Elle n’ose demander des nouvelles de Roger, de peur d’augmenter les soupçons. Mais, sans interroger personne, elle prête l’oreille à tout ce qu’elle entend dire à ce sujet. Elle apprend qu’il est parti, mais elle ne peut parvenir à savoir quelle voie il a prise, car en partant il n’a pas dit un mot à d’autres qu’à l’écuyer qu’il a emmené avec lui.
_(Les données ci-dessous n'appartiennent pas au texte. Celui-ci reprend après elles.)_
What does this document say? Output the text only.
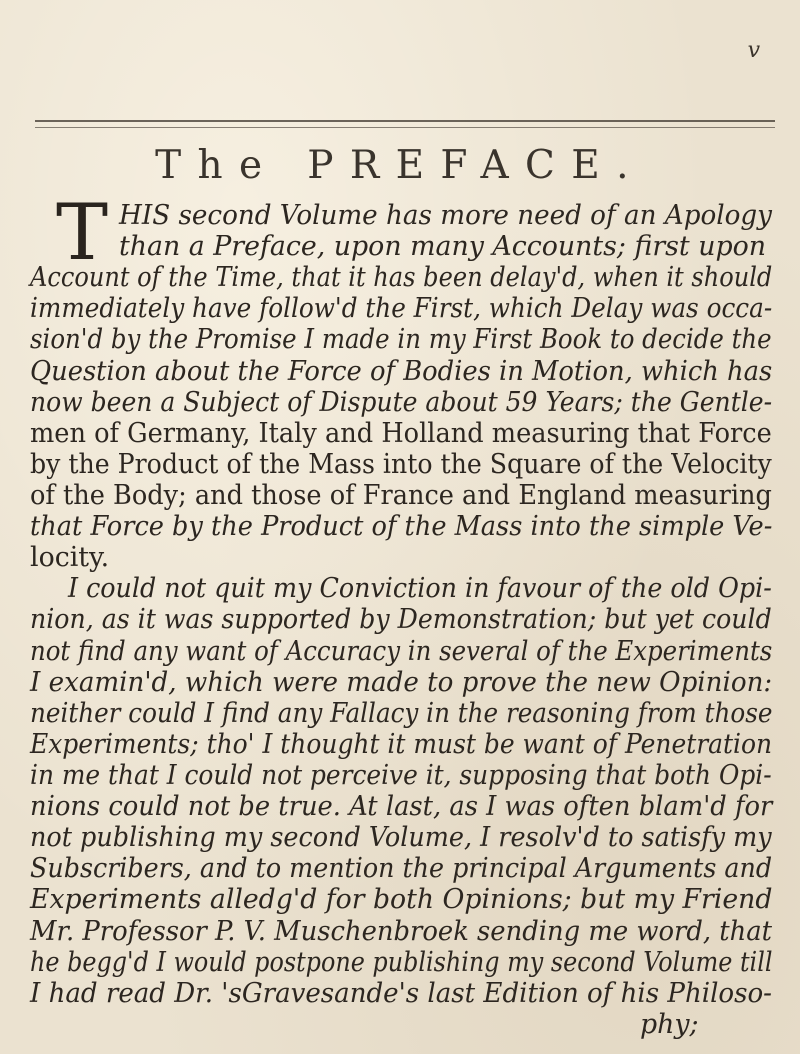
v
The PREFACE.
T HIS second Volume has more need of an Apology
than a Preface, upon many Accounts; first upon
Account of the Time, that it has been delay'd, when it should
immediately have follow'd the First, which Delay was occa-
sion'd by the Promise I made in my First Book to decide the
Question about the Force of Bodies in Motion, which has
now been a Subject of Dispute about 59 Years; the Gentle-
men of Germany, Italy and Holland measuring that Force
by the Product of the Mass into the Square of the Velocity
of the Body; and those of France and England measuring
that Force by the Product of the Mass into the simple Ve-
locity.
I could not quit my Conviction in favour of the old Opi-
nion, as it was supported by Demonstration; but yet could
not find any want of Accuracy in several of the Experiments
I examin'd, which were made to prove the new Opinion:
neither could I find any Fallacy in the reasoning from those
Experiments; tho' I thought it must be want of Penetration
in me that I could not perceive it, supposing that both Opi-
nions could not be true. At last, as I was often blam'd for
not publishing my second Volume, I resolv'd to satisfy my
Subscribers, and to mention the principal Arguments and
Experiments alledg'd for both Opinions; but my Friend
Mr. Professor P. V. Muschenbroek sending me word, that
he begg'd I would postpone publishing my second Volume till
I had read Dr. 'sGravesande's last Edition of his Philoso-
phy;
Oh ! comme elle soupire ; oh ! comme elle tremble en apprenant qu’il s’est enfui ; comme elle a peur qu’il ne s’en soit allé afin de l’oublier ! Voyant qu’il avait Aymon contre lui, et ayant perdu tout espoir de l’avoir pour femme, ne s’est-il pas éloigné dans l’espérance de se guérir de son amour ?

Peut-être aussi a-t-il formé le projet de chercher une autre dame, dont l’empire chasse plus vite de son cœur son premier amour. Ne dit-on pas que c’est ainsi qu’un clou chasse l’autre ? Mais en y songeant davantage Bradamante revoit Roger tel qu’il est, c’est-à-dire plein de la foi qu’il lui a jurée.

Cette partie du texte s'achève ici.